NOTIZIARIO N. 25 DEL 30 MAGGIO 2026

4° INCONTRO CON PERSOCIV:  FIRMA DELL’ IPOTESI CCNI FRD 2026

FLP firma per senso di responsabilità con nota a verbale

 

Nella giornata di giovedì 28 maggio 2026, durante il 4° incontro presso la D.G. Persociv sul CCNI FRD 2026, l’Amministrazione ha aperto i lavori presentando una nota tecnica relativamente a :

Estensione indennità attività di bordo

La nota recepisce la riformulazione avanzata dalle OO.SS. nel maggio 2025 e segnala che l’Amministrazione vi ha dato seguito, estendendo l’indennità anche alle attività di bordo, con riferimento a Marina Militare, Aeronautica Militare ed Esercito. La modifica è finalizzata a uniformare il trattamento economico tra le tre Forze Armate, superando le precedenti differenze applicative.
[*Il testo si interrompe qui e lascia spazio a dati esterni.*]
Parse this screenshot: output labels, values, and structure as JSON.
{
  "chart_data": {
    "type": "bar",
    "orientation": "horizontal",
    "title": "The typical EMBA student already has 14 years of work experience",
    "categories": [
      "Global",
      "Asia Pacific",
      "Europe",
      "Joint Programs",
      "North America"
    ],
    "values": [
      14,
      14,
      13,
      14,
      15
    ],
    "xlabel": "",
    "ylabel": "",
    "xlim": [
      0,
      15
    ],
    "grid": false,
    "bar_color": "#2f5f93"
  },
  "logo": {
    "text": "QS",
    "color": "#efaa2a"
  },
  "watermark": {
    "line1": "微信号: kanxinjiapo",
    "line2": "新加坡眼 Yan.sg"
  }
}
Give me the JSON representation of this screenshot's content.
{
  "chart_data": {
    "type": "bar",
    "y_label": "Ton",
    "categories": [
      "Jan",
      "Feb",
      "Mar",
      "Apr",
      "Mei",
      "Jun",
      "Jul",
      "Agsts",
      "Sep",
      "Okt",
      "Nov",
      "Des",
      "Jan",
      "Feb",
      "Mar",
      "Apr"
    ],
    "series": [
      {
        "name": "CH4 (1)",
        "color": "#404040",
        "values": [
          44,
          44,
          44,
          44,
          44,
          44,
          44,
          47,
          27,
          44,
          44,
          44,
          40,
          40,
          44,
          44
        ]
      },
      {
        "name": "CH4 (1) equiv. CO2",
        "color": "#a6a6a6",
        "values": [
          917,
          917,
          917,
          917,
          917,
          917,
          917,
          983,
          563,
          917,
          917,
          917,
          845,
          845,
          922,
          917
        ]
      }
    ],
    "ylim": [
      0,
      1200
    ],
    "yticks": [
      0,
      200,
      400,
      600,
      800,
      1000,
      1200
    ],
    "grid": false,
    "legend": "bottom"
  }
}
Indennità di rischio e attività specifiche

L’Amministrazione ha confermato l’impegno a chiarire, nelle circolari già emanate e in quelle che seguiranno, alcune tipologie di attività meritevoli di specifica evidenza, tra cui vigilanza armata, camere iperbariche, camere climatiche e ulteriori fattispecie che potranno essere valutate.

Riferimenti normativi

L’Amministrazione, in accordo con le OO.SS., ha ribadito che l’individuazione delle attività di rischio e disagio deve trovare riscontro nei riferimenti normativi vigenti, in particolare nel D.P.R. 90/2010, art. 2240 e seguenti, e nel Documento di Valutazione dei Rischi (DVR) di ciascun Ente. Quest’ultimo costituirà il punto di riferimento obbligatorio sia per la valutazione del rischio sia per l’erogazione della relativa indennità.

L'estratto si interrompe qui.